Our collective piece served as a social commentary on privacy and anonymity in today’s world where virtual reality is an entity with its own rules. It is a documentation of spontaneous responses that illustrates the above mentioned alternate reality. Most of the things during this interaction would not happen in physical reality. To some extent we have to agree that this might be due to the ‘extreme’ nature of the platform. On other general SM sites like Instagram and Facebook, people do not usually exercise such voracity and boldness.

Micro Project 1 — Creating the Third Space


Space to me is simply an indiscrete state of existence in which its boundaries are either limited by or expanded by our physical/emotional/mental interaction with it.


For my physical space, I decided to document and explore overlooked elements in a common public place – the sunken plaza. We often populate and interact in spaces without noticing the details and unique qualities of the inanimate objects that may occupy them.

I wanted to highlight these details through close-up shots. By magnifying their proportions, I imbue them with individuality and a glaring presence — as opposed to how we treat them daily.

I also wanted to portray the concept of distortion in the space within these physical objects themselves  — the warped reflection in the water (Image 5), frosted reflection of lightbulb cover (Image 4) , view of ADM facade through stained plastic cover of socket (Image 2) etc. Hence, depending on the way we treat these objects, they may have the power to alter our visual perception of a greater physical space.

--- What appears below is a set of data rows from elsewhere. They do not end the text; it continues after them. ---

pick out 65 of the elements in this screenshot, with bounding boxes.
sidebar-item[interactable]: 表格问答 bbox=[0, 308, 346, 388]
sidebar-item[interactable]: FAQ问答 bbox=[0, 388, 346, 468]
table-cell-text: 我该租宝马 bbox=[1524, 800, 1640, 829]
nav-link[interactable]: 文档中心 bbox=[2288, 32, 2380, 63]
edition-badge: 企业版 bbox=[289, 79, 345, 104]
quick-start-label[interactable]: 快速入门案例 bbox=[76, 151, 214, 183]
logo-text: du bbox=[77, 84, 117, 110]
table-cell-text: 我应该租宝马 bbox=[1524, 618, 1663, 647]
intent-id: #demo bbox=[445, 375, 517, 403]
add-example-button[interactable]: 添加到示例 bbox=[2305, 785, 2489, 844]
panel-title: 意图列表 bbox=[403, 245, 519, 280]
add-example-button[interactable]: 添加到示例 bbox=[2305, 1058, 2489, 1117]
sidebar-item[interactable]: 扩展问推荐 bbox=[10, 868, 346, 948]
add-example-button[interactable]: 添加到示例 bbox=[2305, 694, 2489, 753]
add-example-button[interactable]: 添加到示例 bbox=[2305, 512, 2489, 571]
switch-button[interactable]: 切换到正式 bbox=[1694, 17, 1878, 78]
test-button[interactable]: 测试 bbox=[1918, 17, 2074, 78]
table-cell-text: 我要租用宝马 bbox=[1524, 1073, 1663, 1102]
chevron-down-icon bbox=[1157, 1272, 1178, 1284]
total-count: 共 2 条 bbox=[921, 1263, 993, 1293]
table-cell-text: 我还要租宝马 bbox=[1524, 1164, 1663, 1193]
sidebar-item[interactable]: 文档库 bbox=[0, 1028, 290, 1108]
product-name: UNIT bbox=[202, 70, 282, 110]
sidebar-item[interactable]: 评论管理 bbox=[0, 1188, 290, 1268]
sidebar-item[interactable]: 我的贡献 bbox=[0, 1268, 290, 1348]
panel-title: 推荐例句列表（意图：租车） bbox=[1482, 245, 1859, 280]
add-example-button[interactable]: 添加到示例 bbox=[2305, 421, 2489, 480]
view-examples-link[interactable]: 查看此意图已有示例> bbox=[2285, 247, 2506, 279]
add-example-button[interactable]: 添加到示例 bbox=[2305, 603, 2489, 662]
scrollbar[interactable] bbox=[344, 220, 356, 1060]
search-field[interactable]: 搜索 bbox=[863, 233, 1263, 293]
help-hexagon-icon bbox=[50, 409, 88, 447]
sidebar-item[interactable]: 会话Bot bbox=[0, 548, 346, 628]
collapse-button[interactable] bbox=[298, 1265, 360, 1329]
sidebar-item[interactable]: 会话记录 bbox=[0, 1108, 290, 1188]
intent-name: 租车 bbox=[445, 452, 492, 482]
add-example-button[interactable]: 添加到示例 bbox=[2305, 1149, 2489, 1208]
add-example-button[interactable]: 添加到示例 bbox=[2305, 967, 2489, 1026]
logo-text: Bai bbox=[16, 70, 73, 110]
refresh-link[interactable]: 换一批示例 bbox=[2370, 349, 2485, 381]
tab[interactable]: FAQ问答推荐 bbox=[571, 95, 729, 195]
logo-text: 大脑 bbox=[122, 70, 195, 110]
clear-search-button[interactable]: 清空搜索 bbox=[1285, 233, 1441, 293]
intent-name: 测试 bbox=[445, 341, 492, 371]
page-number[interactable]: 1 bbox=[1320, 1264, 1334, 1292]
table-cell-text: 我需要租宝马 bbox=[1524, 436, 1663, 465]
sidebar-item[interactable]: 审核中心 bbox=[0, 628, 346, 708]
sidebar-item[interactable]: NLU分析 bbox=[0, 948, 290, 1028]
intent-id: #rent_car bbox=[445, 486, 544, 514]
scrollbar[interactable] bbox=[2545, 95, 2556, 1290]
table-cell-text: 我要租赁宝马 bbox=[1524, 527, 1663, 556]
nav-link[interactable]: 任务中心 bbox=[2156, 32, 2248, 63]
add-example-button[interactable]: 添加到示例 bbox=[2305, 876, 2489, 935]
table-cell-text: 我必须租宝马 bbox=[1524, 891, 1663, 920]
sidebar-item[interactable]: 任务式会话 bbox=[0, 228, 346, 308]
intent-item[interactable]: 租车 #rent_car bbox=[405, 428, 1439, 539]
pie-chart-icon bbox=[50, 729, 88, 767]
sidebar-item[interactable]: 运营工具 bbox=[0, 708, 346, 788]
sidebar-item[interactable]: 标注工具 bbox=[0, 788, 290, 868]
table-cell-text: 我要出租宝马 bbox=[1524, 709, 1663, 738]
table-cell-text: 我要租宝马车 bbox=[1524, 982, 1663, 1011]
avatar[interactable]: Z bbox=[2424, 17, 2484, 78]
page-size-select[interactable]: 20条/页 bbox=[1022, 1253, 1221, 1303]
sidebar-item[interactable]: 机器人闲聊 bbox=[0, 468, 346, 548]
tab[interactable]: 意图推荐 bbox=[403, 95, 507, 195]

Instead of simply being objects in the physical space, they now have become obscure entities that also lead us into another reality.

Virtual Space

We had to use the hashtag #1010adm which in itself propagates a virtual space where all our pictures are uploaded and viewed publicly.

Most of the pictures taken were somewhat recognisable.  Hence my initial instinctual response was to create a series  that would be visually unrecognisable while still originating from the same physical space (ADM) that everyone had to create their posts from.

This would make other viewers question the fidelity of my images, juxtaposed with the other ones within this virtual space. In some sense it creates a smaller, obscure space within a shared space.

The shared space is accessible to anyone from in and out of ADM. Anyone who decides to intentionally or blindly utilise the same hashtag will be able to influence this alternate space easily. It is a fluid entity that is constantly changing even with the interaction of a single individual.


1— The first few participants form the beginning  and ‘common definition’ of this shared space.

2 — Later participants are then able to view this posts and choose how (and if), they want to react to the already established explorations of spaces in ADM.

3 — There is no defined ending to this process as it is a free floating alternate space. Anyone who uses the #1010adm will be able to turn this shared space into literally anything. The limits are boundless as there are no external moderators. Everyone has the autonomy to include what they want.

Physical + Virtual

From this task, I learned how I could give a physical space new reality by having it manifested and archived in a virtual space – where realities are what individuals determine it to be.

For example, physically my lightbulb is just a bulb. However in the virtual space of #1010adm, it’s obscurity and ambiguity is a cause for question and pondering.

In some sense I’m forcing people to interact directly with these objects they wouldn’t be up close to or notice in physical reality.

In this image of the lightbulb, one user, not part of the participants in the #1010adm, commented that it ‘looks like alien teeth’. 


These are some questions I hope to trigger through this micro project : ‘Was this really taken in ADM’ ‘If so what is it? Where is it from?’ ‘What is ADM?’